Remember the ransom has been paid. God has taken the first step. Now Jesus is calling sinners to respond to that act of grace. Jesus is inviting all people to turn to Him and put their trust in Him.
Jesus Came to Give Eternal Life
“For God so loved the world, that he gave his only Son, that whoever believes in Him should not perish but have eternal life.” (John 3:16)
Now this is the greatest Christmas gift one can receive—the gift of eternal life. Jesus came to give eternal life to whoever believes in Jesus. Eternal life doesn’t come automatically. You don’t get eternal life like you get hair. It only comes once you put your trust in Jesus. You have to believe in Him.
It’s natural to ask, what happens if I choose not to believe in him? Jesus doesn’t leave us hanging, He says, “Whoever believes in Him is not condemned, but whoever does not believe is condemned already, because he has not believed in the name of the only Son of God” (John 3:18).
What does Jesus mean by condemned already?
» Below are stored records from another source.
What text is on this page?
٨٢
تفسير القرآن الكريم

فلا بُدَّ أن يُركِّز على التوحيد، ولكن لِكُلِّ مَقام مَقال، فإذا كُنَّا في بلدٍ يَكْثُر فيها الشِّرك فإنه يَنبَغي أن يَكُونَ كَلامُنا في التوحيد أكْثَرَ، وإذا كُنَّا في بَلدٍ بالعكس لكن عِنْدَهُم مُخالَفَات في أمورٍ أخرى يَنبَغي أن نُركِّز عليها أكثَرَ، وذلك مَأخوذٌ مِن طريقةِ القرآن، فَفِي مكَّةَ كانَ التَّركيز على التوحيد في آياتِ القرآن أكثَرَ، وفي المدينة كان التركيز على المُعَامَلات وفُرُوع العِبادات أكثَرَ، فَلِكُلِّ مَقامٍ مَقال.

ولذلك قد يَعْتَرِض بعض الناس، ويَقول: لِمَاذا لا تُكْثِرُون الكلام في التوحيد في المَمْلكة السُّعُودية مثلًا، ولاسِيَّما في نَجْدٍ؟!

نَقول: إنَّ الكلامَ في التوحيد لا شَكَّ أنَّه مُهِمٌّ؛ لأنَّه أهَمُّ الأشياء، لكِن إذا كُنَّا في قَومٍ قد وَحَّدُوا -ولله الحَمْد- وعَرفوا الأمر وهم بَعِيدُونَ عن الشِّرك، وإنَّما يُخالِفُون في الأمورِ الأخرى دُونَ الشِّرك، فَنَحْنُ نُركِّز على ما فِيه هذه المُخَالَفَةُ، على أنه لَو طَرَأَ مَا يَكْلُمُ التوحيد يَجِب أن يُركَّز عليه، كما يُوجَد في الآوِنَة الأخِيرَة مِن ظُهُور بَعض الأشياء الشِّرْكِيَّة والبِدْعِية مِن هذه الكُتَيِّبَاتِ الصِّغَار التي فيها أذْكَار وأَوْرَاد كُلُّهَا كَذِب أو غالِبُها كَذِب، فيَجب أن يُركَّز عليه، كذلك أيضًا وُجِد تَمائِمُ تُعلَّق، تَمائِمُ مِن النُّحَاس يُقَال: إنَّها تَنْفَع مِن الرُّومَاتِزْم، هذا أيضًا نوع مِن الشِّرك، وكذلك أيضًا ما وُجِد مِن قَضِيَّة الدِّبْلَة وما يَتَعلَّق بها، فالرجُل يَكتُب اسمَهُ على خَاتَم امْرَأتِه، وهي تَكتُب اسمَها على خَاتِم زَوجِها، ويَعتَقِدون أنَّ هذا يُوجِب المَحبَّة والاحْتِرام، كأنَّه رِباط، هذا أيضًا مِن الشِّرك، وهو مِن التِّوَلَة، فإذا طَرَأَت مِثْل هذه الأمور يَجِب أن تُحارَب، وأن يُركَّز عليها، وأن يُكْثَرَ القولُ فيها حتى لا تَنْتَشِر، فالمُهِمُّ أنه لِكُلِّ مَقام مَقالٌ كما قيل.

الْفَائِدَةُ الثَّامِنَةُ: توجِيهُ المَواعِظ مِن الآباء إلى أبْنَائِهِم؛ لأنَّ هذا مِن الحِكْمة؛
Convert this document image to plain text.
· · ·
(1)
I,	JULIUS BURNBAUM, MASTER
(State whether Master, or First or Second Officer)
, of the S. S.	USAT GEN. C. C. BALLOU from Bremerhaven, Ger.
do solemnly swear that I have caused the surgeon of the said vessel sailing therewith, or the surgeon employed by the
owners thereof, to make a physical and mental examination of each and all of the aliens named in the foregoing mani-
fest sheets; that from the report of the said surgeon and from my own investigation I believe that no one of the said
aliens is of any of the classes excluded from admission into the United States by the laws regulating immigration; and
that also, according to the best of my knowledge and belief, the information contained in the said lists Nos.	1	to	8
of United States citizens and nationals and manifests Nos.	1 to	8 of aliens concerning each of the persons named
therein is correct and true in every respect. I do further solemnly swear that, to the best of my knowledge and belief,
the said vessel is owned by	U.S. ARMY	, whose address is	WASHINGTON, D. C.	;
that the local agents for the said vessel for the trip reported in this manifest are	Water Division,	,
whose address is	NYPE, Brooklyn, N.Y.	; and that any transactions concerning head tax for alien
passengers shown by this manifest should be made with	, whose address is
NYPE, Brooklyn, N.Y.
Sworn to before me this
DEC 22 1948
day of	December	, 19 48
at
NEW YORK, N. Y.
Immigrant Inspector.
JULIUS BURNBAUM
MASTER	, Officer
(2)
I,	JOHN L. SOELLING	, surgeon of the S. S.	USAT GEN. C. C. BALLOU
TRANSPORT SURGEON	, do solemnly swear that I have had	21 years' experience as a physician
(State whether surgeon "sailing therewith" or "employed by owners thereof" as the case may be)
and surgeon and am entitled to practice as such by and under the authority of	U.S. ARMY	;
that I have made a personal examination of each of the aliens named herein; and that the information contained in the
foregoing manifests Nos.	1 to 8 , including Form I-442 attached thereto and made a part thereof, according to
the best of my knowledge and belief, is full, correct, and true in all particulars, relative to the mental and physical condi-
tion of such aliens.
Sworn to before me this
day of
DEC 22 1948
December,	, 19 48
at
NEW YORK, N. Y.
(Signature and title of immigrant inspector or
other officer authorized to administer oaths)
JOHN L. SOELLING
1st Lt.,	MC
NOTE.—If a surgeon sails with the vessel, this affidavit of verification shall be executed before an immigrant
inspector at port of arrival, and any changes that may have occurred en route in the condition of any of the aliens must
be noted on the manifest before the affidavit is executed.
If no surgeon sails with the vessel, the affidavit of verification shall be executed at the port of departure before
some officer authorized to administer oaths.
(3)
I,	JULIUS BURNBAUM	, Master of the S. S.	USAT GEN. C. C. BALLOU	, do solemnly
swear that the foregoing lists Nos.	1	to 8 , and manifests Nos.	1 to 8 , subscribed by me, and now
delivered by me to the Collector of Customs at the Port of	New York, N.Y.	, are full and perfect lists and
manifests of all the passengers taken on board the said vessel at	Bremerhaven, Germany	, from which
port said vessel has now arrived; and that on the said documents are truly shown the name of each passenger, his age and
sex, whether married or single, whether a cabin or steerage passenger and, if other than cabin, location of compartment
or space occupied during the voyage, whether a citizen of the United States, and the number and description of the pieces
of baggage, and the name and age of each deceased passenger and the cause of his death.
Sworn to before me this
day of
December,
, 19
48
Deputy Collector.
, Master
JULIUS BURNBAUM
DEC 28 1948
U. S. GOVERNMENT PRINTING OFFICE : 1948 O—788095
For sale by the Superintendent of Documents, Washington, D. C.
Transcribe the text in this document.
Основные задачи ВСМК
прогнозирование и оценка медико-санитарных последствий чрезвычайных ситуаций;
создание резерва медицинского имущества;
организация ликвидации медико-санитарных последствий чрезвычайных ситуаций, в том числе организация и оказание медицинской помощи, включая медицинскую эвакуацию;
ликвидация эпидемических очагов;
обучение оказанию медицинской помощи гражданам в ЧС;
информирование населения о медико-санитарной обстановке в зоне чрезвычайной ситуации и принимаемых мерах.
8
The bad news is that we are all sinners and the wages of sin is death. God is an absolutely holy and just Being. He cannot allow sins to go unpunished. In fact, it would be unjust for God to allow sinners off scot-free.
There are two options: Either you can pay for your sins yourself or you can trust in Jesus’ death for the payment of your sins. Reject God’s offer of salvation and you will endure eternal punishment. Accept God’s offer, and you will have eternal life (Matt. 25:46). It’s your choice. But, please know, there is no third option.
So why did Jesus come? Jesus tells us. He came to give His life as a ransom for sinners. He came to call those sinners to repentance. And Jesus came to give eternal life to anyone who would believe in Him.
This Christmas season, meditate on these precious theological truths. Allow the purpose of His coming to fill your heart with inexpressible and glorious joy. Joy to the world. The Lord is come.